Tip: Don’t allow the prospect of a merger to become all-consuming, or your practice performance could falter. Enlist experienced M&A consultants to handle due diligence and merger mechanics while you continue to focus on running your practice.

DO have a strategy.

Mergers cost money and require uncomfortable changes (like choosing one mutual ophthalmology EMR), so both sides must be motivated to overcome those obstacles. That motivation usually comes in the form of a shared vision that both practices move towards, Bernick says. You’ll also need a new business plan. How will you increase business to cover the costs of merging? Will there be efficiencies or extra revenues to cover transitional costs? “No one is going to want to take a pay cut,” Bernick adds.

Use strategic planning to guide the formation of your business plan. For example, if your goal is to increase your practice’s geographic coverage, you probably won’t save any money by consolidating office space, since patients may not want to travel farther to see you.

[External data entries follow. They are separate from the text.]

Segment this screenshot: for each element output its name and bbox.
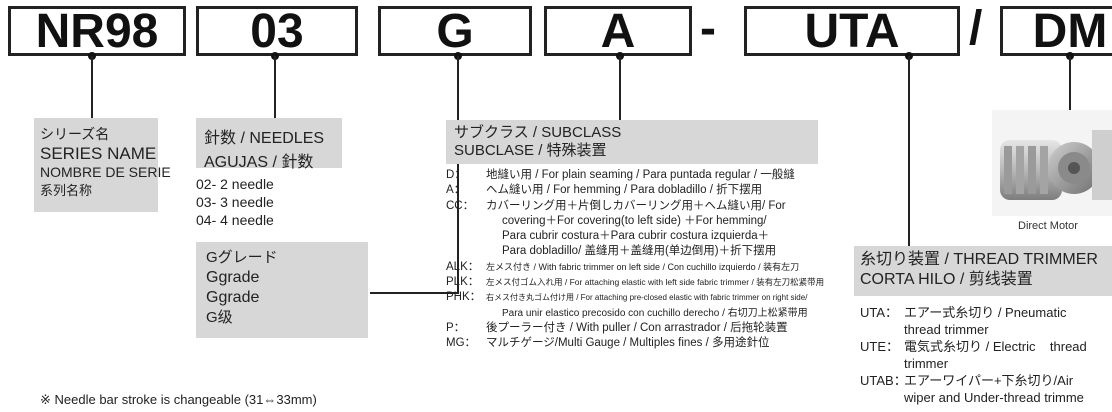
subclass-option: Para unir elastico precosido con cuchill… <box>502 307 808 319</box>
subclass-option: P：後プーラー付き / With puller / Con arrastrado… <box>446 321 788 334</box>
subclass-option: A：ヘム縫い用 / For hemming / Para dobladillo … <box>446 184 763 197</box>
series-label-zh: 系列名称 <box>40 183 93 198</box>
slash-separator: / <box>969 2 983 55</box>
direct-motor-image <box>992 110 1112 216</box>
subclass-option: CC：カバーリング用＋片倒しカバーリング用＋ヘム縫い用/ For <box>446 199 786 212</box>
motor-illustration <box>992 110 1112 216</box>
series-code-box: NR98 <box>8 5 186 58</box>
trimmer-option: trimmer <box>904 356 949 371</box>
subclass-option: Para cubrir costura＋Para cubrir costura … <box>502 230 770 243</box>
series-connector-line <box>91 56 93 118</box>
needle-option: 03- 3 needle <box>196 194 274 210</box>
subclass-option: Para dobladillo/ 盖缝用＋盖缝用(单边倒用)＋折下摆用 <box>502 245 777 258</box>
needle-option: 04- 4 needle <box>196 212 274 228</box>
trimmer-option: UTAB：エアーワイパー+下糸切り/Air <box>860 373 1074 388</box>
trimmer-label-line1: 糸切り装置 / THREAD TRIMMER <box>860 251 1098 268</box>
subclass-option: ALK：左メス付き / With fabric trimmer on left … <box>446 260 800 273</box>
subclass-option: PHK：右メス付き丸ゴム付け用 / For attaching pre-clos… <box>446 291 808 304</box>
trimmer-option: thread trimmer <box>904 322 989 337</box>
grade-label-es: Ggrade <box>206 289 260 306</box>
subclass-code-box: A <box>544 5 692 58</box>
trimmer-connector-line <box>908 56 910 246</box>
series-label-en: SERIES NAME <box>40 144 157 163</box>
subclass-list: D：地縫い用 / For plain seaming / Para puntad… <box>446 168 824 352</box>
motor-connector-line <box>1069 56 1071 110</box>
grade-connector-horizontal <box>370 292 459 294</box>
needles-list: 02- 2 needle 03- 3 needle 04- 4 needle <box>196 175 274 229</box>
subclass-label-line1: サブクラス / SUBCLASS <box>454 124 622 141</box>
motor-code-box: DM <box>1000 5 1112 58</box>
needles-label: 針数 / NEEDLES AGUJAS / 針数 <box>196 118 342 171</box>
direct-motor-caption: Direct Motor <box>1018 220 1078 232</box>
dash-separator: - <box>700 2 716 55</box>
trimmer-option: wiper and Under-thread trimme <box>904 390 1084 405</box>
subclass-option: MG：マルチゲージ/Multi Gauge / Multiples fines … <box>446 337 770 350</box>
needles-code-box: 03 <box>196 5 358 58</box>
subclass-option: PLK：左メス付ゴム入れ用 / For attaching elastic wi… <box>446 276 825 289</box>
needles-label-line1: 針数 / NEEDLES <box>204 130 325 147</box>
series-name-label: シリーズ名 SERIES NAME NOMBRE DE SERIE 系列名称 <box>34 118 171 212</box>
footnote: ※ Needle bar stroke is changeable (31⇔33… <box>40 392 317 407</box>
series-label-es: NOMBRE DE SERIE <box>40 164 171 180</box>
needles-connector-line <box>274 56 276 118</box>
grade-label-en: Ggrade <box>206 269 260 286</box>
thread-trimmer-list: UTA：エアー式糸切り / Pneumatic thread trimmer U… <box>860 304 1087 406</box>
grade-connector-line <box>457 56 459 294</box>
grade-label-zh: G级 <box>206 309 233 326</box>
grade-label-ja: Gグレード <box>206 249 278 266</box>
trimmer-label-line2: CORTA HILO / 剪线装置 <box>860 271 1033 288</box>
needles-label-line2: AGUJAS / 針数 <box>204 154 314 171</box>
subclass-connector-line <box>619 56 621 120</box>
thread-trimmer-label: 糸切り装置 / THREAD TRIMMER CORTA HILO / 剪线装置 <box>854 246 1112 296</box>
trimmer-option: UTE：電気式糸切り / Electric thread <box>860 339 1087 354</box>
subclass-label: サブクラス / SUBCLASS SUBCLASE / 特殊装置 <box>446 120 818 164</box>
subclass-label-line2: SUBCLASE / 特殊装置 <box>454 142 607 159</box>
subclass-option: D：地縫い用 / For plain seaming / Para puntad… <box>446 169 795 181</box>
trimmer-option: UTA：エアー式糸切り / Pneumatic <box>860 305 1067 320</box>
subclass-option: covering＋For covering(to left side) ＋For… <box>502 214 767 227</box>
trimmer-code-box: UTA <box>744 5 960 58</box>
needle-option: 02- 2 needle <box>196 176 274 192</box>
series-label-ja: シリーズ名 <box>40 126 110 142</box>
grade-label: Gグレード Ggrade Ggrade G级 <box>196 242 368 338</box>
grade-code-box: G <box>378 5 532 58</box>
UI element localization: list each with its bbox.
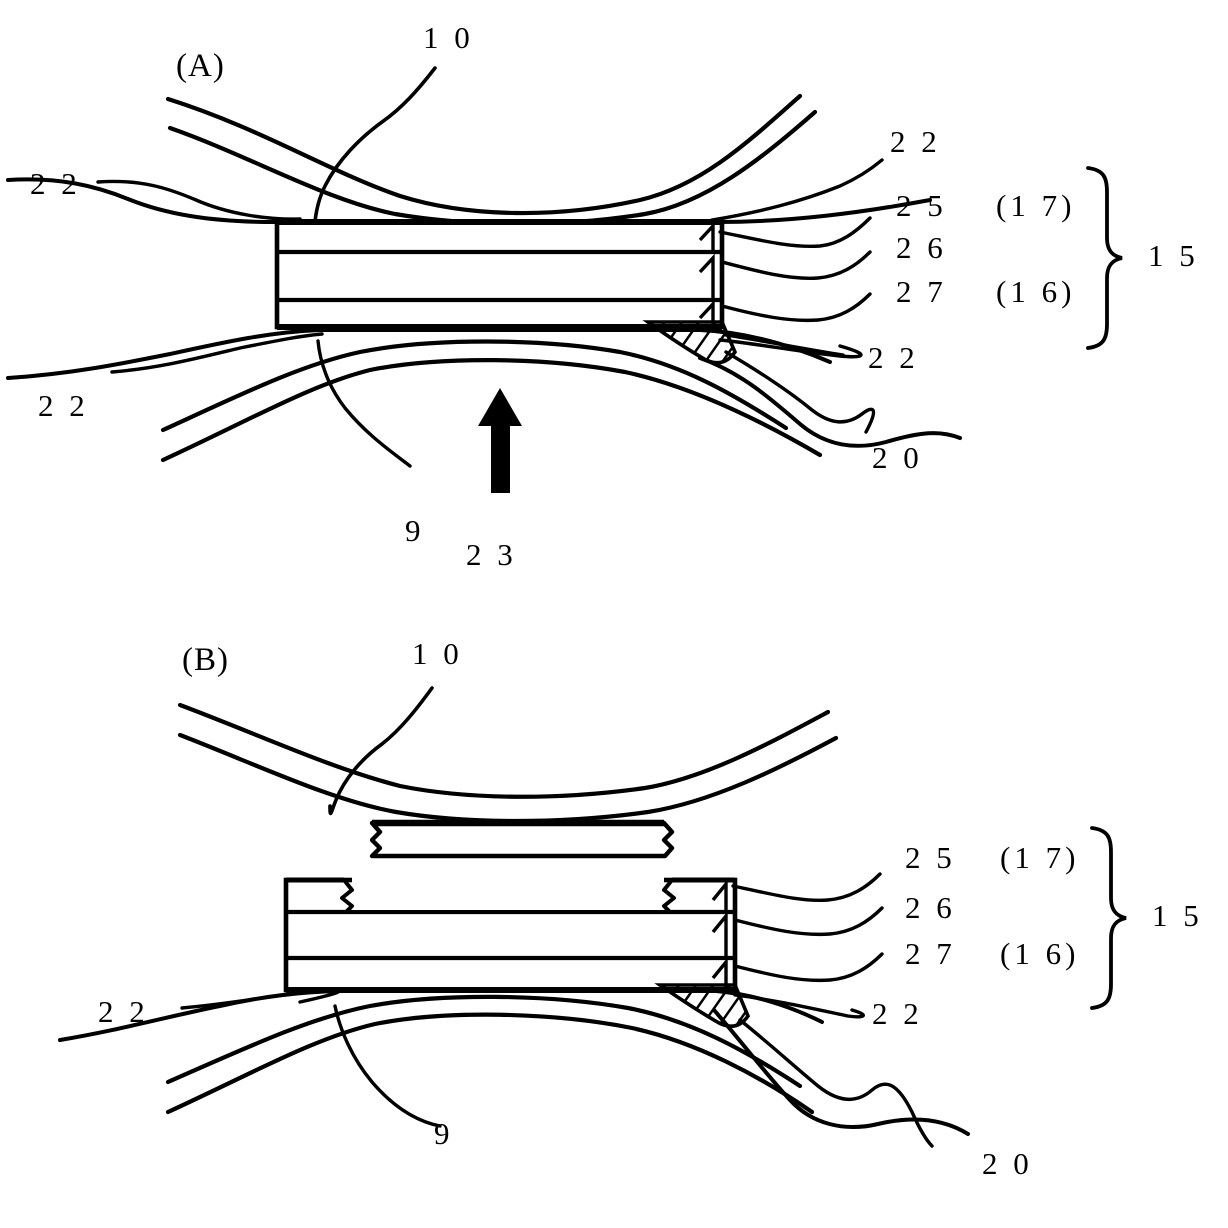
leader-22-mid-right-tail [724, 333, 845, 357]
layered-body-outline-a [274, 219, 725, 330]
ref-22-mid-right-a: 2 2 [868, 340, 919, 375]
organ-outline-a [698, 356, 962, 448]
ref-9-panel-a: 9 [405, 513, 425, 548]
leader-22-lower-left [110, 332, 324, 374]
leader-9-panel-b [333, 1004, 442, 1128]
ref-27-panel-a: 2 7 [896, 274, 947, 309]
leader-10-panel-a [313, 66, 437, 224]
peeled-gap-b [352, 876, 664, 910]
tick-25-b [711, 879, 728, 912]
leader-27-b [733, 952, 884, 983]
leader-25-b [731, 872, 882, 903]
leader-25-a [718, 216, 872, 249]
ref-22-right-b: 2 2 [872, 996, 923, 1031]
ref-23-panel-a: 2 3 [466, 537, 517, 572]
ref-16-panel-b: (1 6) [1000, 936, 1080, 971]
panel-label-a: (A) [176, 48, 225, 84]
tick-27-b [711, 957, 728, 990]
tissue-wall-lower-curve-1-b [165, 994, 803, 1089]
tissue-wall-lower-curve-2-b [165, 1012, 815, 1115]
leader-20-panel-a [724, 350, 876, 434]
leader-26-b [733, 906, 884, 937]
leader-22-mid-right [718, 338, 863, 359]
upper-tissue-surface-line [6, 177, 932, 224]
ref-10-panel-b: 1 0 [412, 636, 463, 671]
leader-22-upper-left [96, 179, 302, 221]
leader-22-upper-right [710, 158, 884, 222]
tissue-wall-upper-inner-curve-b [177, 732, 839, 824]
ref-25-panel-a: 2 5 [896, 188, 947, 223]
tissue-wall-upper-outer-curve-b [177, 702, 831, 799]
ref-22-lower-left-a: 2 2 [38, 388, 89, 423]
tick-27-a [698, 299, 715, 327]
ref-20-panel-a: 2 0 [872, 440, 923, 475]
lower-tissue-surface-line-a [6, 328, 832, 380]
leader-22-right-b [733, 993, 865, 1019]
tissue-wall-lower-curve-2 [160, 357, 823, 463]
leader-27-a [720, 292, 872, 323]
hatched-wedge-outline-b [654, 983, 751, 1029]
ref-26-panel-b: 2 6 [905, 890, 956, 925]
organ-outline-b [712, 1008, 970, 1136]
tissue-wall-upper-inner-curve [167, 109, 818, 226]
ref-17-panel-a: (1 7) [996, 188, 1076, 223]
tick-26-a [698, 253, 715, 300]
ref-10-panel-a: 1 0 [423, 20, 474, 55]
tissue-wall-lower-curve-1 [160, 339, 789, 433]
tick-26-b [711, 911, 728, 958]
pressure-arrow-23 [478, 388, 522, 493]
ref-26-panel-a: 2 6 [896, 230, 947, 265]
ref-20-panel-b: 2 0 [982, 1146, 1033, 1181]
panel-b-drawing [58, 686, 1127, 1148]
panel-label-b: (B) [182, 642, 229, 678]
brace-15-b [1090, 826, 1127, 1010]
ref-22-upper-left-a: 2 2 [30, 166, 81, 201]
panel-a-drawing [6, 66, 1123, 493]
torn-edge-left-b [340, 878, 354, 914]
leader-10-panel-b [328, 686, 434, 816]
ref-22-left-b: 2 2 [98, 994, 149, 1029]
leader-20-panel-b [738, 1018, 934, 1148]
ref-25-panel-b: 2 5 [905, 840, 956, 875]
ref-15-panel-b: 1 5 [1152, 898, 1203, 933]
ref-27-panel-b: 2 7 [905, 936, 956, 971]
leader-22-left-b [180, 988, 341, 1010]
leader-9-panel-a [316, 339, 412, 468]
ref-17-panel-b: (1 7) [1000, 840, 1080, 875]
ref-16-panel-a: (1 6) [996, 274, 1076, 309]
torn-edge-right-b [662, 878, 676, 914]
leader-26-a [720, 250, 872, 281]
ref-9-panel-b: 9 [434, 1116, 454, 1151]
tick-25-a [698, 221, 715, 252]
ref-15-panel-a: 1 5 [1148, 238, 1199, 273]
peeled-strip-25-b [369, 820, 675, 859]
ref-22-upper-right-a: 2 2 [890, 124, 941, 159]
tissue-wall-upper-outer-curve [165, 93, 803, 216]
brace-15-a [1086, 166, 1123, 350]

DON’T focus only on the savings.

You’ve heard the saying “it takes money to make money,” right? Some doctors focus too much on the cost savings they anticipate after a merger. But to many doctors’ surprise, the new practice may have to take on additional financial burdens before any financial benefits are actually realized. For example:

  • Organizations with 50 or more employees are subject to mandates that smaller organizations are exempt from (like FMLA).  Financial projections must capture those costs, since many practices forget about them until a situation arises.
  • Mergers can increase the opportunity to generate ancillary income from services like imaging, lab tests, or cosmetic procedures. The practice will need to consider investing in equipment and space planning to take advantage of these new sources of revenue.

DO look beyond the data.

Financial statements and legal documents provide valuable information, but they won’t tell you everything you need to know. When physicians focus on quantitative information and neglect everything else, they also tend to emphasize the benefits of a merger while minimizing the very real downsides. Bernick recommends that the practices spend some time observing each other and asking:

  • Are the cultures compatible? The specifics of each practice’s culture don’t matter as much as whether or not the culture is similar for both practices.
  • How does each organization practice medicine?  Merging practices brings joint risk. Does the other practice operate in a way that makes you confident in assuming their potential liabilities?
  • What are the goals of each practice? Many physicians are unclear on their own goals, let alone those of a new, larger practice.  But it’s impossible to evaluate and negotiate a merger, and integrate afterwards, without being clear on each party’s goals.